Она умела гадать на кофейной гуще и пробавлялась тем, что предсказывала будущее легковерным соседкам. В каждом доме тетушку Алтайе обильно угощали. А уж она старалась вовсю, недаром прослыла лучшей гадалкой в округе. Она всегда прислушивалась, не толкут ли где кофе, и являлась в гостеприимный дом со своей неизменной чашкой…
— Госпожа, — сказала Вубанчи, — теперь стало нелегко угощать домового кофе.
Госпожа Алтайе тут же откликнулась:
— И правда, чудеса творятся. В стране, где растет кофе, нынче его не стало. Они хотят поссорить нас с добрыми духами. Хотят, чтобы домовые ушли из наших домов. Если бог черного кофейника не получает свою долю, а бес не может понюхать кофейный осадок, добрый дух, хранитель жилища, сердится. Вот почему люди страдают теперь от голода, наводнений, войн и кровопролитий.
Она допила свою чашку и попросила налить еще. Вубанчи пошла снова варить кофе. Цегие качала на руках сына.
— Вы знаете, тетушка Алтайе, как трудно я живу, — пожаловалась она.
— Почему, дитя мое? С мужем не ладишь?
— Хаджи требует, чтобы мы освободили дом.
— Да, я слышала.
— А муж и слушать не желает. Точно прирос к этой лачуге. Не знаю, что делать. Я боюсь проклятий и заклинаний Хаджи, — горько сказала она, поправляя соскользнувшую с головы косынку.
— Не знаю, на что способен Хаджи, но по закону он не может вас выселить. Он ведь оставил себе тот дом, где сейчас живет, а в этом больше не хозяин, — тетушка Алтайе сверкнула золотым зубом. — Уж я-то знаю. Деньги, однако, многое могут…
— Мне бы только оградиться от его проклятий. Я все стерплю, только бы с моим сыном ничего не случилось.
— Да, проклятья — страшное дело. Лучше вам действительно съехать.

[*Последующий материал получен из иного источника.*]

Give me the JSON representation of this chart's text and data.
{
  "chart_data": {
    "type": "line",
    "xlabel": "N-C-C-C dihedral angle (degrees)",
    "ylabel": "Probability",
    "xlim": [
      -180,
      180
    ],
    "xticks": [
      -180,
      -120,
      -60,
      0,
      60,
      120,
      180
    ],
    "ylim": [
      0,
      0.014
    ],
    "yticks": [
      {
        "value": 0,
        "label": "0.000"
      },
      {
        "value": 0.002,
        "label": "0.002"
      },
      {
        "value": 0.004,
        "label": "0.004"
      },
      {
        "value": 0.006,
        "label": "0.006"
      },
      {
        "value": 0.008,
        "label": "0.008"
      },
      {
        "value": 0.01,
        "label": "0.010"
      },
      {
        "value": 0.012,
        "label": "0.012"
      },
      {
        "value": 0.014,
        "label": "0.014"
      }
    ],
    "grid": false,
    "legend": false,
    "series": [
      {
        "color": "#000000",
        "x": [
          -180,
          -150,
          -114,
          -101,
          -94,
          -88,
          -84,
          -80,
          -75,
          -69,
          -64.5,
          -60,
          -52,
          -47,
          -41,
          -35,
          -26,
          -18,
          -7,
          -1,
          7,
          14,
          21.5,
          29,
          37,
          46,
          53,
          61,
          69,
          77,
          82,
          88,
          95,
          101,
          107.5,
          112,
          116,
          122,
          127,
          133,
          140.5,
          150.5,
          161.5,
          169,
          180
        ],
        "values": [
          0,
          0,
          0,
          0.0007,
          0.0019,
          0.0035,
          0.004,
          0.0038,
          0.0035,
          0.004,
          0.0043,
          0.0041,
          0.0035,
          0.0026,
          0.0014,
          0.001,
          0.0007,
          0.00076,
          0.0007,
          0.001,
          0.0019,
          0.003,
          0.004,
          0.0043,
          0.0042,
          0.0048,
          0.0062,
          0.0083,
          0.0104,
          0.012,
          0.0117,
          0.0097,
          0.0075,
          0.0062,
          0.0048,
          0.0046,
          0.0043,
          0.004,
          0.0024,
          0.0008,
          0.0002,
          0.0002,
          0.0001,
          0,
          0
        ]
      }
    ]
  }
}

— О чем я и толкую, а мужу хоть бы что.
— В чем же дело, девочка моя?
Цегие стала рассказывать, что целые дни Сирак занят своей писаниной, ничего другого знать не желает. Задумал именно здесь закончить свою книгу. О ней и сыне не заботится. Только и слышишь: «Моя книга, моя книга». Прямо наваждение какое-то. Совсем свихнулся.